Pesaro

Fine vita, Vitri: «Necessaria una legge nazionale: Regione e azienda sanitaria negano diritti»

La consigliera regionale e membro Ali Diritti Civili interviene dopo la morte di Fabio Ridolfi. «Asur viene diffidata e viola sentenze»

Fabio Ridolfi

PESARO – Fine vita, Micaela Vitri, Responsabile Ali Diritti Civili e Consigliera regionale delle Marche chiede una legge nazionale.

«Nonostante avesse ottenuto il sì all’eutanasia dal Comitato etico, Fabio Ridolfi è morto ricorrendo alla sedazione profonda. Il suo caso, come quello nei mesi scorsi di Mario e di Antonio, dimostrano l’urgente necessità di arrivare a una legge nazionale chiara che faccia valere i diritti di chi soffre senza fraintendimenti, eliminando le pieghe presenti nella sentenza Cappato/Dj Fabo in cui, purtroppo, si insinua quella equivoca discrezionalità delle aziende sanitarie regionali che allunga i tempi e il dolore di chi vorrebbe porre fine alle proprie insopportabili sofferenze in maniera consapevole e dignitosa. 

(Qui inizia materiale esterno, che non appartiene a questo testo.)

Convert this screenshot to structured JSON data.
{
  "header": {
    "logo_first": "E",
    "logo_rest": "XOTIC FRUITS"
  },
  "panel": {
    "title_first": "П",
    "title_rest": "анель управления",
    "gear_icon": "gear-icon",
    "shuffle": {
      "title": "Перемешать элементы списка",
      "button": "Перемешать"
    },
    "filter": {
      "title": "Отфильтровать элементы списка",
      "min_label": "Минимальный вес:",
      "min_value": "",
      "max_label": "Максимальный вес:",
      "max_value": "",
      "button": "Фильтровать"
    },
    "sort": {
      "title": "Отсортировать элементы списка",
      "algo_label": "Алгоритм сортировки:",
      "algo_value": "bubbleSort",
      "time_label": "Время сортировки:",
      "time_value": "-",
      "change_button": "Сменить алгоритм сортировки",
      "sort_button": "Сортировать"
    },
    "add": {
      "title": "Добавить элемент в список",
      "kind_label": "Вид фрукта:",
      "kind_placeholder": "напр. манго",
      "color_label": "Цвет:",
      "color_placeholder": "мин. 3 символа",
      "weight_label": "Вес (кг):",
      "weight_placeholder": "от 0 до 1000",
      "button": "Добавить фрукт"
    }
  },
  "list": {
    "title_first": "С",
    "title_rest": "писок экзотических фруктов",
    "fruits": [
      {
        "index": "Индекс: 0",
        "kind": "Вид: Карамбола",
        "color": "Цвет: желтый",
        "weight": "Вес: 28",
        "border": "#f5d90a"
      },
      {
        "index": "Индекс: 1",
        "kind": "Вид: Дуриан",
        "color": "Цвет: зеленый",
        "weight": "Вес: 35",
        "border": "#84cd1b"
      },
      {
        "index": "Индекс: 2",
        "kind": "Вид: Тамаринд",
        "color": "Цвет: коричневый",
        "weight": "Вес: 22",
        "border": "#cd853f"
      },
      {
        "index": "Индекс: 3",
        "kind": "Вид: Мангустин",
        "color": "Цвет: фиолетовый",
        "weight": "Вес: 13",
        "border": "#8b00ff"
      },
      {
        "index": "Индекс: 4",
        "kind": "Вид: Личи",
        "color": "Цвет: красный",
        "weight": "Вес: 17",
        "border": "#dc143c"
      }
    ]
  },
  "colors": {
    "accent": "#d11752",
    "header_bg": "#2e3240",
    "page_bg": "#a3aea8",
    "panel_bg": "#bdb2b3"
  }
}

Sono quasi 4 mila le persone in Italia che ogni anno si rivolgono all’associazione Luca Coscioni per il fine vita, ma solo grazie a chi decide di esporsi, come Eluana Englaro, Piergiorgio Welby, Dj Fabo e Fabio Ridolfi, del quale si terrà oggi il funerale a Fermignano, per fortuna si affronta il tema. Queste tre vicende testimoniano come la bocciatura del referendum sull’eutanasia legale da parte della Corte Costituzionale, che nonostante il milione e mezzo di firme raccolte ha impedito alle italiane e agli italiani di esprimersi liberamente, sia stato un grave errore. Ma anche quanto sia urgente arrivare a una legge nazionale chiara, ben definita».

Sul caso anche l’arcivescovo di Urbino Giovanni Tani ha mostrato delle aperture.

«In questi tre casi, di Fabio Ridolfi, di Mario e di Antonio, costretti a ricorrere alla atroce pratica della sedazione profonda, la Regione Marche ha dimostrato chiaramente cosa va cambiato, perché non è accettabile che gli ostacoli posti da una giunta regionale neghino di fatto diritti a persone gravemente malate e sofferenti, e che un’Azienda Sanitaria Regionale continui a violare sentenze emesse dai tribunali e a essere continuamente diffidata e denunciata da persone a cui il Comitato etico regionale ha già riconosciuto i 4 requisiti per accedere al suicidio assistito».